There are essentially three key questions you need to refer back to during the optimisation process:
1. Can the Process Be Simplified?
In many cases, a process that is easy to carry out small-scale in the testing lab can result in unnecessary variability and risk in a large-scale commercial manufacturing environment. It’s possible that the risk of failure can be reduced by replacing a complex feeding strategy with a more simplified method. You might also be able to decrease the contamination risk by using closed systems in place of open manipulations. And it might be possible to lower the variability using media preparations or with streamlining cell expansion.
2. What Can I Do to Guarantee Consistent Performance?
The closer you approach a viable commercial manufacturing process such as co affinity purification, the greater the number of batches you need to run, and robustness and consistency become key – particularly if your goal is to commercially manufacture multiple batches every month.
3. How Is Upstream Affecting Downstream?
It’s vital to look at the downstream consequences of the upstream process – making sure that material produced can be purified downstream consistently.
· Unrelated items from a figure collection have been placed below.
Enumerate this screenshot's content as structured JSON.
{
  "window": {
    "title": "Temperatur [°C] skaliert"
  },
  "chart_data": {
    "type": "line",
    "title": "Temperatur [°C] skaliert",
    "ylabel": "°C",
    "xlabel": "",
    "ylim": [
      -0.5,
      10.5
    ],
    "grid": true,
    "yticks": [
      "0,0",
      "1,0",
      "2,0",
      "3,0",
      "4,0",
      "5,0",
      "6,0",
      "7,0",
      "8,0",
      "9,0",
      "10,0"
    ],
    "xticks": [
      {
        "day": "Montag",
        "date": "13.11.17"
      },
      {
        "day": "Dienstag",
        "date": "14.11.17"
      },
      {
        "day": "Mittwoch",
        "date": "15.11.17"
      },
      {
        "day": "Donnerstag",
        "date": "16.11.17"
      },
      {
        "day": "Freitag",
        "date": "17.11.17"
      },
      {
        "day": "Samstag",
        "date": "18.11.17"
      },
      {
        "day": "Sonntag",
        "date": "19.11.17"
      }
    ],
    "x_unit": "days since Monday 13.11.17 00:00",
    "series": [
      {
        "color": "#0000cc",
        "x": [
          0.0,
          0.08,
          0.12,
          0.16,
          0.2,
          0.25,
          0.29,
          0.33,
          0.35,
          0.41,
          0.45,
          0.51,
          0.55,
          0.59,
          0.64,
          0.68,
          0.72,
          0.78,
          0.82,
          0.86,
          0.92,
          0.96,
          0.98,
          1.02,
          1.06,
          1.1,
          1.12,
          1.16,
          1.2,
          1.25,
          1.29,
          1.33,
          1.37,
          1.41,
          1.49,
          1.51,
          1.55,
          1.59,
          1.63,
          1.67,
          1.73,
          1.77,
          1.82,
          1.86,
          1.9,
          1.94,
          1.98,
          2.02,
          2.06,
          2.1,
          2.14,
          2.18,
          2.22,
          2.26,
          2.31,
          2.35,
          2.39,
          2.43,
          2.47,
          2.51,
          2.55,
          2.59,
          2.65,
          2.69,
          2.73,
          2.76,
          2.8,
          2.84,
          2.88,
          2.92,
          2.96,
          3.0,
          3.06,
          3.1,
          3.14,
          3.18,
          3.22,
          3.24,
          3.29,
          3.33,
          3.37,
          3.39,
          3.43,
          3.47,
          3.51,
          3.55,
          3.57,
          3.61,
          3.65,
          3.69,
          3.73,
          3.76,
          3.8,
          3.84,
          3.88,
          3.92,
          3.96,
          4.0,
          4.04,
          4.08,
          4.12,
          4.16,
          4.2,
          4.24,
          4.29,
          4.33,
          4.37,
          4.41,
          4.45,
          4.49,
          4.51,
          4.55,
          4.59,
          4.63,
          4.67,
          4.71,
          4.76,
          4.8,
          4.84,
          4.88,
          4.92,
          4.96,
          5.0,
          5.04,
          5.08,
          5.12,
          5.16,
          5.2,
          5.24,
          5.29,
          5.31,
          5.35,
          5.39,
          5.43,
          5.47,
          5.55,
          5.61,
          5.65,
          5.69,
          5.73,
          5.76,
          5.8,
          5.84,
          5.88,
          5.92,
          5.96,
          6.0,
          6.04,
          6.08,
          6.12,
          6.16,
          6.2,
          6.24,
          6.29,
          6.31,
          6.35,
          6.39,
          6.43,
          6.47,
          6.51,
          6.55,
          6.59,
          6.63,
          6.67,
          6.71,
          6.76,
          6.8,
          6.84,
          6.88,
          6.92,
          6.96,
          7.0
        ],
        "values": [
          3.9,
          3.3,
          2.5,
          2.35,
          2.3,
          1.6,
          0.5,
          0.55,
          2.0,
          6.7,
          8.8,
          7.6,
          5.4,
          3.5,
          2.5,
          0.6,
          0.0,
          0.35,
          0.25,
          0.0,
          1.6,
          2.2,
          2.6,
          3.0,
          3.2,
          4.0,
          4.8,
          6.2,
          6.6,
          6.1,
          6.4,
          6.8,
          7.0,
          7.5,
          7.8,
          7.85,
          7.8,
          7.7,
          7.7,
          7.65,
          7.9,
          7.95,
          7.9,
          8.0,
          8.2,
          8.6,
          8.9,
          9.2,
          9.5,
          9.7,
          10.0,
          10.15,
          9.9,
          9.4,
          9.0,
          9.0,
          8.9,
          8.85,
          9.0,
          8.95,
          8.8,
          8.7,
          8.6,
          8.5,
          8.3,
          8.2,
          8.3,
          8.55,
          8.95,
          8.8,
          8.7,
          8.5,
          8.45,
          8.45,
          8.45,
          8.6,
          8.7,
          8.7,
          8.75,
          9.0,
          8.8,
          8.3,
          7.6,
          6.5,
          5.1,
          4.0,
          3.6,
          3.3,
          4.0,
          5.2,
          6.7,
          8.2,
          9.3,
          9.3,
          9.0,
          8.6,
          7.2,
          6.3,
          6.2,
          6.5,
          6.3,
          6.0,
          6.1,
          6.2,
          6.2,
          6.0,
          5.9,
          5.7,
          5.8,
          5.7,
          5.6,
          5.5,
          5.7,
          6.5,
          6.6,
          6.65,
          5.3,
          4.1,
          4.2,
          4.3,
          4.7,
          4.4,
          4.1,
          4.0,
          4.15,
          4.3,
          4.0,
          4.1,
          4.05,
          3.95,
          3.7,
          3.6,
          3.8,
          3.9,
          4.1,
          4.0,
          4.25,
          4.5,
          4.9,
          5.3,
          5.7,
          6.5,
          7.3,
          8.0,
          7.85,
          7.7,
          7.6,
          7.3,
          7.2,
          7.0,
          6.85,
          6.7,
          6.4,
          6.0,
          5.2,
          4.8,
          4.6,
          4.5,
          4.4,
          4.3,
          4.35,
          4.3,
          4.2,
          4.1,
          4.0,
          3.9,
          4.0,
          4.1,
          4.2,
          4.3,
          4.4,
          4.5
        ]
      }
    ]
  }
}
When it comes to quality, there are two key factors to pay attention to: product quality and raw material quality. A large number of studies demonstrate that raw material quality – the absence or presence of impurities – not only affects process performance but also significantly affects drug substance quality. As a result, it’s critical to analyse the quality of all raw materials used during process development and consider how they compare to the quality of raw materials available for commercial or clinical manufacturing.
Managing raw material supplies is often a daunting task, but collaboration can boost success. Rather than focusing on the singular function aspects of the downstream or upstream process, a holistic approach can lead to a more successful outcome. The MHRA is demanding increasing efforts from drug companies in regards to supply chain transparency – a further reason to collaborate with raw material suppliers to ensure all parties have sufficient understanding of the origins of the raw materials, how they’re processed and how the entire manufacturing chain is managed.
The importance of a close relationship with suppliers should not be underestimated, as it impacts everything from product quality to perform and supply assurance. You should be able to trust the suppliers you work with to deliver exactly what you expect so that troubleshooting any process deviations is effective. In a lot of cases, it’s hard to identify the root cause of an issue, but maintaining a trusted relationship with your suppliers can help you evaluate whether the raw materials are a potential cause.